Pleurotomella elusiva

Scientific classification
- Kingdom: Animalia
- Phylum: Mollusca
- Class: Gastropoda
- Subclass: Caenogastropoda
- Order: Neogastropoda
- Superfamily: Conoidea
- Family: Raphitomidae
- Genus: Pleurotomella
- Species: P. elusiva
- Binomial name: Pleurotomella elusiva (Dall, 1881)
- Synonyms: Mangelia elusiva (Dall, 1881); Pleurotoma (Drillia) elusiva Dall, 1881 (original combination);

= Pleurotomella elusiva =

- Authority: (Dall, 1881)
- Synonyms: Mangelia elusiva (Dall, 1881), Pleurotoma (Drillia) elusiva Dall, 1881 (original combination)

Species of gastropod

Pleurotomella elusiva is a species of sea snail, a marine gastropod mollusk in the family Raphitomidae.

==Description==
The length of the shell attains 9.25 mm; its diameter 3.75 mm.

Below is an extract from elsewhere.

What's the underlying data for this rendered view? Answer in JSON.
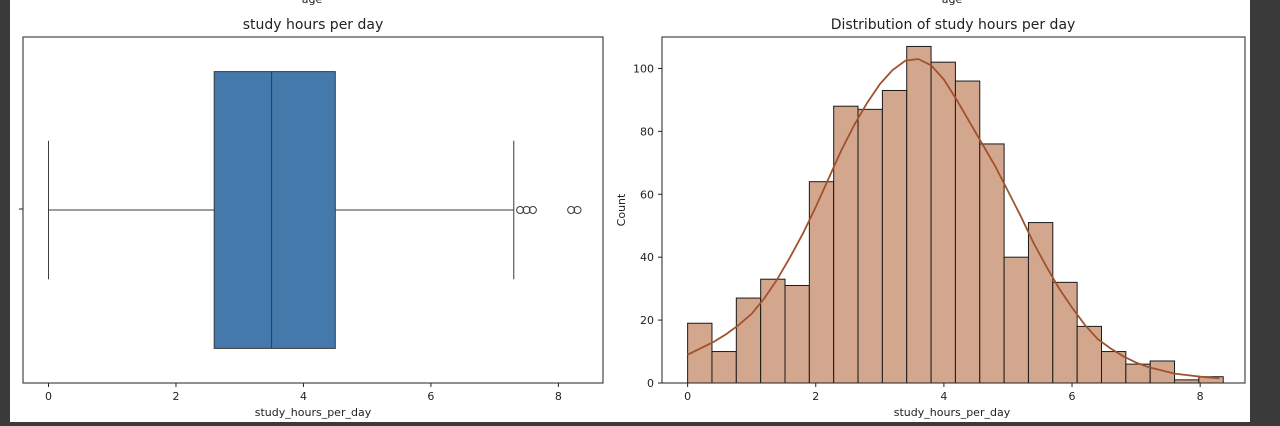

(Original description) The small, rather acute shell has a dull, ashy, worn appearance. The sculpture is faint, as if obsolete, although quite perfectly preserved. The shell contains eight or nine whorls. The protoconch contains two and a half whorls. These are yellowish, with their sculpture reticulated by raised revolving lines, and lines waved backward from before and behind a point on the periphery. The spiral sculpture of the remainder of the shell consists of twelve or (on the body whorl) fourteen rounded ribs, which start at the anterior border of the band. There are from three to six secondaries between the primary threads, and all, both secondaries and primaries, are ill defined and barely elevated above the surface. On the smaller whorls there are eight or ten transverse swellings extending from the edge of the notch-band to the suture, too wide and ill defined to call ribs, and chiefly evident as oblique waves most prominent at the anterior edge of the band. On the body whorl these are barely evident as ten or twelve faint nodules just before the band and wholly obsolete before the periphery. The whorl and the aperture taper imperceptibly into the short siphonal canal, with about seven spiral threads distinguishable as larger than the secondaries. The anal sulcus is moderate. The indistinct suture is appressed. The outer lip is thin, simple and moderately produced forward in the middle. The columella is short, twisted, with a thin white glaze on it. The siphonal canal is distinctly recurved.

==Distribution==
P. elusiva can be found in Caribbean waters, ranging from the Yucatan to Puerto Rico.